In addition to the fundamental methods of distillation described in the preceding chapters, attention must be drawn to various methods not at present in general use, some of which possess features rendering them specially applicable in certain cases.

In the case of the Merrill process (Pat. U.S.A., 1918) oil circulating in pipes is employed as the heating agent. It is claimed by the inventor that the process is particularly valuable for replacing the usual steam heating. In the case of steam stills, for example, hot oil, previously heated in a well-designed tubular furnace, is circulated through the heating pipes of an ordinary steam still.

The advantages claimed are the following: (a) The heating medium is at ordinary atmospheric pressure, leakages thus being minimised.

(b) Ease of control.

(c) Ample "Thermic Head," i.e. the temperature of the heating medium is well above that of the oil to be heated.

(d) Low loss of heat, as the heating oil is returned to the furnace, whereas in the case of condensed steam much of the heat is necessarily lost even if the hot water is returned to the boiler plant.

The system is already largely used in the United States for melting asphalt, greases, waxes, etc., and in a few cases for distillation.

The method appears to offer many advantages over steam heating, and should doubtless find extensive application in the petroleum industry.

A difficulty which is frequently met with in the distillation of certain crude oils is that of the formation of coke on the still bottoms or on the internal walls of tubular retorts. This occurs particularly when the oil is heated to high temperatures, as is the case in cracking plants. Many devices have been proposed for overcoming this difficulty; for example, Wells and Wells (Am. Pat. 1296244 of 1919) patented a process in which the oil to be heated lies on a bath of molten metal, an alloy of suitable melting point being chosen. As no coke adheres to the surface of the molten metal, but merely floats on the top and can be removed, any burning of the still bottom is avoided.

A similar patent has been granted to Coast (U.S. Pat. 1345134 of 1920), who suggests covering the bottom of an ordinary still with a melted alloy. The still is provided with an arrangement by which the molten metal can be circulated through the oil to be heated.

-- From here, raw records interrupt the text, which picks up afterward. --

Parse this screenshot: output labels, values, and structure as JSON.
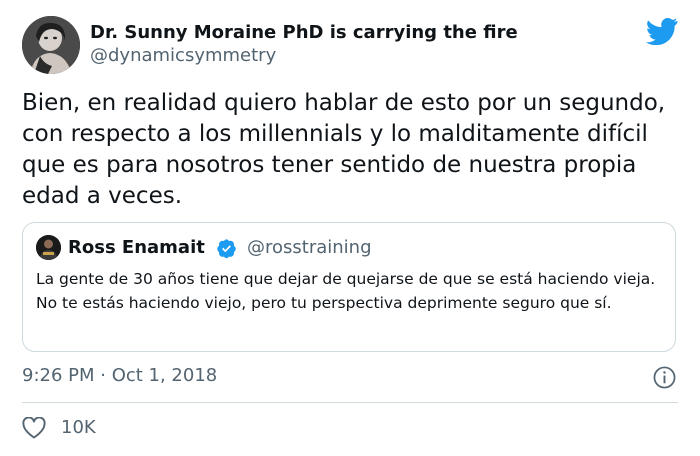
{
  "author": {
    "name": "Dr. Sunny Moraine PhD is carrying the fire",
    "handle": "@dynamicsymmetry",
    "avatar_icon": "profile-photo"
  },
  "brand": {
    "icon": "twitter-bird-icon",
    "color": "#1d9bf0"
  },
  "tweet": {
    "text": "Bien, en realidad quiero hablar de esto por un segundo, con respecto a los millennials y lo malditamente difícil que es para nosotros tener sentido de nuestra propia edad a veces.",
    "timestamp": "9:26 PM · Oct 1, 2018"
  },
  "quoted_tweet": {
    "name": "Ross Enamait",
    "verified": true,
    "handle": "@rosstraining",
    "text": "La gente de 30 años tiene que dejar de quejarse de que se está haciendo vieja. No te estás haciendo viejo, pero tu perspectiva deprimente seguro que sí."
  },
  "actions": {
    "like_count": "10K",
    "like_icon": "heart-icon",
    "info_icon": "info-icon"
  },
  "colors": {
    "text": "#0f1419",
    "secondary": "#536471",
    "border": "#cfd9de",
    "verified": "#1d9bf0"
  }
}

A very obvious method of overcoming this difficulty is that of applying the well-known principle of heating by direct contact with gases, the transference of heat through still bottoms being thus avoided. This method is well known and largely used in other industries, e.g. for the concentration of sulphuric acid.

The idea of utilising gases as direct heating agents has indeed been adopted. Wells and Wells in the above-mentioned patent also claim the passing of a permanent gas into the molten metal bath, and thence into the oil to be distilled. Day and Day (Eng. Pat. 119440 of 1918) claim distillation by introducing into a body of oil gases composed of products of combustion mixed with cracked vapours, these vapours being introduced by a perforated pipe on the bottom of a still.

As far back as 1862, Trachsel and Clayton (Eng. Pat. 2966 of 1862) patented arrangements for distilling liquids by the passage through them of hot gases. In 1862 Broonan (Eng. Pat. 3037 of 1863) distilled liquid bituminous substances by direct application of heated gases, specifying products of combustion among others.

Wells (Fr. Pat. 379521 of 1907) adopted a similar idea in utilising the volatile products of petroleum in place of direct steam in the distillation of the heavier fractions. The same idea was utilised in the plant of Alexieef, which was operated for several years in Baku, without, however, any degree of success.

It seems strange that this method, which apparently offers certain decided advantages, has so far never been successfully developed in the petroleum industry.

Scores of patents have been granted for various types of distillation plant and fractionating apparatus. Only those methods which have so far found general application in the industry, or which seem to present prospects of future application, have been described. Intensive fractional distillation finds as yet little application in the petroleum industry, possibly a future demand for pure light products may some day necessitate it.